Tree-book: A book printed on dead trees, i.e. paper, as opposed to an e-book, which only exists electronically. Compare with snail mail.
Pi Time: The time of the day where a digital clock reads 3:14.
Child supervision: When an older person, especially a parent, needs a tech-savvy kid to help him/her with computers or other electronic devices. 

Do you write for middle grade or young adults?  How do stay current with their language and their world?


So you want to be a writer…

Should I let Algernon die, or let him suffer at the whims of his evil brother?
Even cats have trouble with the blank page.

Here’s what I’ve learned about writing in the last three years. When everyone else is:

  1. watching TV, I am probably writing.
  2. sleeping, I am usually writing and editing.
  3. on FaceBook, I’m…ooops…gotta get back to writing.
  4. blogging, I am writing, wishing I had more time to blog.
  5. shopping, I am revising a chapter.
  6. texting and tweeting, I am talking to my MC.
  7. eating, I am eating but it’s at my computer so I can catch up on email, blogs and news.
  8. reading, well,  I might be reading.
  9. showering, I am showering, but usually in writing mode with no way to write down the brilliant idea that came to me.
  10. working out, I am exercising my brain wishing it would burn 300 calories an hour.
  11. cutting the grass, I am letting the grass grow to revise another chapter, or paragraph, or sentence.
  12. cooking, I am throwing something in the crockpot to go revise another chapter, or paragraph, or sentence.
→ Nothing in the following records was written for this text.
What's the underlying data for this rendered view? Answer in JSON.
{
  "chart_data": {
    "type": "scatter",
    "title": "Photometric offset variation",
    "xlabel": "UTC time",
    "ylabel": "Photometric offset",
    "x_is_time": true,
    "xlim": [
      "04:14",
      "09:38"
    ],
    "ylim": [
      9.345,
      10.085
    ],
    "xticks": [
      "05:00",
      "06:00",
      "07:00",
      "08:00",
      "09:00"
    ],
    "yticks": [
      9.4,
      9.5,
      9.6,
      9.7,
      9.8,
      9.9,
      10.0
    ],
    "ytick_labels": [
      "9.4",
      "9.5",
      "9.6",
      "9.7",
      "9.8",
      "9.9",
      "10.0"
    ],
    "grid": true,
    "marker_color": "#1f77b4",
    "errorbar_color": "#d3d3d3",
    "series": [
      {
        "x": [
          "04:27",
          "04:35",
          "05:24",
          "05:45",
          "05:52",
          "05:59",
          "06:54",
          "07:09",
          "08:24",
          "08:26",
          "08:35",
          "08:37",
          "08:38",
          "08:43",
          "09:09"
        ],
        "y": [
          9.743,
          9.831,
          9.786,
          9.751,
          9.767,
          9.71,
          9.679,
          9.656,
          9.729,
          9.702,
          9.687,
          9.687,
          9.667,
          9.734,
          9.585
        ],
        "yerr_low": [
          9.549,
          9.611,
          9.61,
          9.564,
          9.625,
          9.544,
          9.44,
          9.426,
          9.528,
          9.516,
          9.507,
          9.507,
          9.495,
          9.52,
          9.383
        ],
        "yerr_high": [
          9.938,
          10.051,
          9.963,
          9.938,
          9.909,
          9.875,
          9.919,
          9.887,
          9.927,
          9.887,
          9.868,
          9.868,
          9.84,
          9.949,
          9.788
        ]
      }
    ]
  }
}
You gotta love writing to be this crazy!

Google ‘street view’–the next best thing to being there

How do you imagine the settings in your book? This is one of my weak spots, especially since one of my settings is in a place I’ve only visited in my imagination. Much as I would prefer to travel and do ‘on location’ research, I’m not at liberty to pack up and fly to London at the moment.

I thought a few images would help round out my descriptions and make them more realistic, so I went to Google maps to search ‘London, secondhand bookshops’. I clicked on ‘street view’ and explored further. Now I’ve played around with Google maps before, but no where quite as interesting as the back streets of London.

I roamed around for, well…way too long…and got lost trying to find my way back to one particular bookshop. I turned corners, zoomed in and out, all without the hassles of getting a ticket because I was on the wrong side of the street.

I swear I felt like I was actually there and could practically enter the shops. I ended up with plenty of visuals that helped me add just the right descriptive touches I was looking for. 

Pretty cool, I thought and I wanted to share with you. Have any of  you ever used Google street view to help bring your story’s setting to life?